On Wednesday, UCP committee members hammered Lukaszuk with questions about whether he wants a referendum.

Lukaszuk said it doesn’t matter what he wants, as it’s up to the government. He suggested the UCP is trying to use him and his petition as cover to hold a separation vote.

“If you choose to put any question you want to a referendum, you will be the proponent of a referendum of breaking up Canada, and you will bear all the consequences of that position,” he said.

The NDP has accused Smith’s government of twisting Lukaszuk’s petition as a lifeboat to force a separation vote, while a second petition spearheaded by separatists is tied up in the courts.

NDP committee member Rakhi Pancholi said the government has shown its true colours by orchestrating a separatist vote despite never campaigning on it.

“The UCP is absolutely, undeniably, 100 per cent a separatist party,” she told the committee. “There is no doubt now.”

Glubish sparred with Lukaszuk in the meeting and said the panel is simply delivering a vote that 400,000 Albertans asked for.

Glubish repeated that message in his social media post. “You don’t get to spend months telling 400,000 Albertans that their signatures will lead to a referendum, collect those signatures, meet the legal threshold, and then cry foul when someone moves to hold the referendum.

“That is not serious.

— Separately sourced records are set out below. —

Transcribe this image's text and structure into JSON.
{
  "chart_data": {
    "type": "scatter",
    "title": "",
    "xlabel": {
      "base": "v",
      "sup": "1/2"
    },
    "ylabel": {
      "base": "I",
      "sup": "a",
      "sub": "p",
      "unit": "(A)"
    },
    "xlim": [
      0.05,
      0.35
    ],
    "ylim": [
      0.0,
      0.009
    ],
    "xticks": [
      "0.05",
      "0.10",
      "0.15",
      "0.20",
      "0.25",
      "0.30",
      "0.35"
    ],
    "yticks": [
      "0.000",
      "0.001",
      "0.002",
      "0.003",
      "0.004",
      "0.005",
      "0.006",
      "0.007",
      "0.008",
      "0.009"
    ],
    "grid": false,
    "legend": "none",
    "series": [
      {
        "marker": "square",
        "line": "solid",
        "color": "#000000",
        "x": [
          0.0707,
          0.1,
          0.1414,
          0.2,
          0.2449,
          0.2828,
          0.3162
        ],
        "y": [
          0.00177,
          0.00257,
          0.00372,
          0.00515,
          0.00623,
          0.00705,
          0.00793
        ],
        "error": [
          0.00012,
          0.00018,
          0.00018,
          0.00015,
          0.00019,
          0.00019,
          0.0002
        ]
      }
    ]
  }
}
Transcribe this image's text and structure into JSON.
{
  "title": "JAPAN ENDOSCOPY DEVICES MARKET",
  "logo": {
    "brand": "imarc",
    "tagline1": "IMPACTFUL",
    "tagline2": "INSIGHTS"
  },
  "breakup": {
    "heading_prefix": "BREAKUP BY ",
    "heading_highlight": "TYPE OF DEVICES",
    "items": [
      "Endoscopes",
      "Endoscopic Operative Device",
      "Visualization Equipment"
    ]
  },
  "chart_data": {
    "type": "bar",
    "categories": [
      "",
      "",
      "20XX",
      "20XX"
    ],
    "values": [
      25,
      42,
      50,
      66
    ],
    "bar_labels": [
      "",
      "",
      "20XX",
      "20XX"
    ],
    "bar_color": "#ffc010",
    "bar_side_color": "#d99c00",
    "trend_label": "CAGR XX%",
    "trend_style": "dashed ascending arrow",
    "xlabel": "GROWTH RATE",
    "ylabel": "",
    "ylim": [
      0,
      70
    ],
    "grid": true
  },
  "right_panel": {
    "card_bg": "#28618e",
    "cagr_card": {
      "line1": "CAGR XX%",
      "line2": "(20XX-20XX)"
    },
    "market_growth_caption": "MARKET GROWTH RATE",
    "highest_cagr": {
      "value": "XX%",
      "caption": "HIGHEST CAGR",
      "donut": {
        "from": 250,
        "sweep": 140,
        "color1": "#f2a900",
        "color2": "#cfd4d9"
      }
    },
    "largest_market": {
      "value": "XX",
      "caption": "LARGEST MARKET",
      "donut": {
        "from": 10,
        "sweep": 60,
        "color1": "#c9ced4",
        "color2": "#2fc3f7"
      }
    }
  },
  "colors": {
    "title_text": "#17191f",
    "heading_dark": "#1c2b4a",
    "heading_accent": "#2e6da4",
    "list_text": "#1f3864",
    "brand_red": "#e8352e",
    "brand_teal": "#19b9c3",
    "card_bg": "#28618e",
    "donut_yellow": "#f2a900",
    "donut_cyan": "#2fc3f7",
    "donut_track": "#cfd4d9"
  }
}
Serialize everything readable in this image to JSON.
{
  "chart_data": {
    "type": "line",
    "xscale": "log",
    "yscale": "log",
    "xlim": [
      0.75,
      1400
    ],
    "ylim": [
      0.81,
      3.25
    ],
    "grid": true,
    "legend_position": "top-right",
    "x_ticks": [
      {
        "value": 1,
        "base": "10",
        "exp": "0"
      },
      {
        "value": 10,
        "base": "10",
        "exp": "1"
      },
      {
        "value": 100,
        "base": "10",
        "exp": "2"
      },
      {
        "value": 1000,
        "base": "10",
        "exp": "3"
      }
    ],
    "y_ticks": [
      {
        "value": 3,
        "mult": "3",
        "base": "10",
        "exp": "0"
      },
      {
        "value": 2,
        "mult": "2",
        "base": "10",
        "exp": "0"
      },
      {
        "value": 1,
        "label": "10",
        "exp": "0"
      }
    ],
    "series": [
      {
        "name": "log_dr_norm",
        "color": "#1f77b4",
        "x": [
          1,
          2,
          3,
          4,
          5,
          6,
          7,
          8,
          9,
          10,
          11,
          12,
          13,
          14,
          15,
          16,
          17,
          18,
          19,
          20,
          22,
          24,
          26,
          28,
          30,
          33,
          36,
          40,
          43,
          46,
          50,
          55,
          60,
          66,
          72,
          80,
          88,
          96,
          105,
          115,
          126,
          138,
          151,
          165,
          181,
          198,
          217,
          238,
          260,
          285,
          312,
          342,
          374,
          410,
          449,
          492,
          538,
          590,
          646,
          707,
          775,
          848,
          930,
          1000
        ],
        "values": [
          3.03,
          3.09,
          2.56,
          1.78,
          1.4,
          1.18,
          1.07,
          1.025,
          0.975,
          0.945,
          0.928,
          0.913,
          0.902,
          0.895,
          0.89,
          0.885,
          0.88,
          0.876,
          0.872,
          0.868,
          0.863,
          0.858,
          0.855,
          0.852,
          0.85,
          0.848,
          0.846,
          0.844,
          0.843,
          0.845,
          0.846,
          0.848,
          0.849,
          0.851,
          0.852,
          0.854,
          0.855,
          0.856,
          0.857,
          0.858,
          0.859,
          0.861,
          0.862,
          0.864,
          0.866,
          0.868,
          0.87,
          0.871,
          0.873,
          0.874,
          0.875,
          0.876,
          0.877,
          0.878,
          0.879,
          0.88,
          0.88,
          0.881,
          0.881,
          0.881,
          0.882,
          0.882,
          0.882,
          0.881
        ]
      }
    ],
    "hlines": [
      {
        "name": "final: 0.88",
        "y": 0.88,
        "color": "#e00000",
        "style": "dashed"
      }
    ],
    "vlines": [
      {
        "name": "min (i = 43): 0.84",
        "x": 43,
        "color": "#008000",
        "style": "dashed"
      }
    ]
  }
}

That is not honest.”

It has been a long and twisted journey involving the two petitions.

Lukaszuk began gathering signatures a year ago with the name Forever Canadian. Under previous provincial rules, he needed just under 300,000 signatures to force the government to consider the issue. Elections Alberta certified the petition at the end of the year.

Up until Wednesday, the government had done little to act on it, other than to send it to the committee for recommendations on how to proceed.

The competing separatist petition, organized by the group Stay Free Alberta, started strong then hit the ditch.

Its question: “Do you agree that the province of Alberta should cease to be a part of Canada to become an independent state?”

Under new legislation from Smith’s government, organizers needed roughly 178,000 names.

Last year, Elections Alberta asked the courts whether the question was constitutional. Before the judge could rule, Smith’s government changed the law again, voiding the agency’s right to put such questions to the courts.

The judge issued his ruling anyway, saying the question would indeed violate the Constitution.

Stay Free Alberta’s second attempt at a petition was issued in January, and three weeks ago the group submitted what it said was more than 300,000 signatures.

That petition was put in legal limbo last week. Several First Nations challenged it in court, arguing it violates treaty rights.

A judge agreed last week, and Smith promised to appeal what she called an “anti-democratic” decision.

The NDP has accused Smith of being both arsonist and firefighter, proclaiming she loves a united Canada while clearing the path for a vote on separation.

They say she’s walking a political tightrope, championing Canada to stay onside with most Albertans while clearing the path for a separation vote to appease hardliners in her caucus and party.

Smith has said she’s a Canadian patriot but voices of those disaffected deserve to be heard.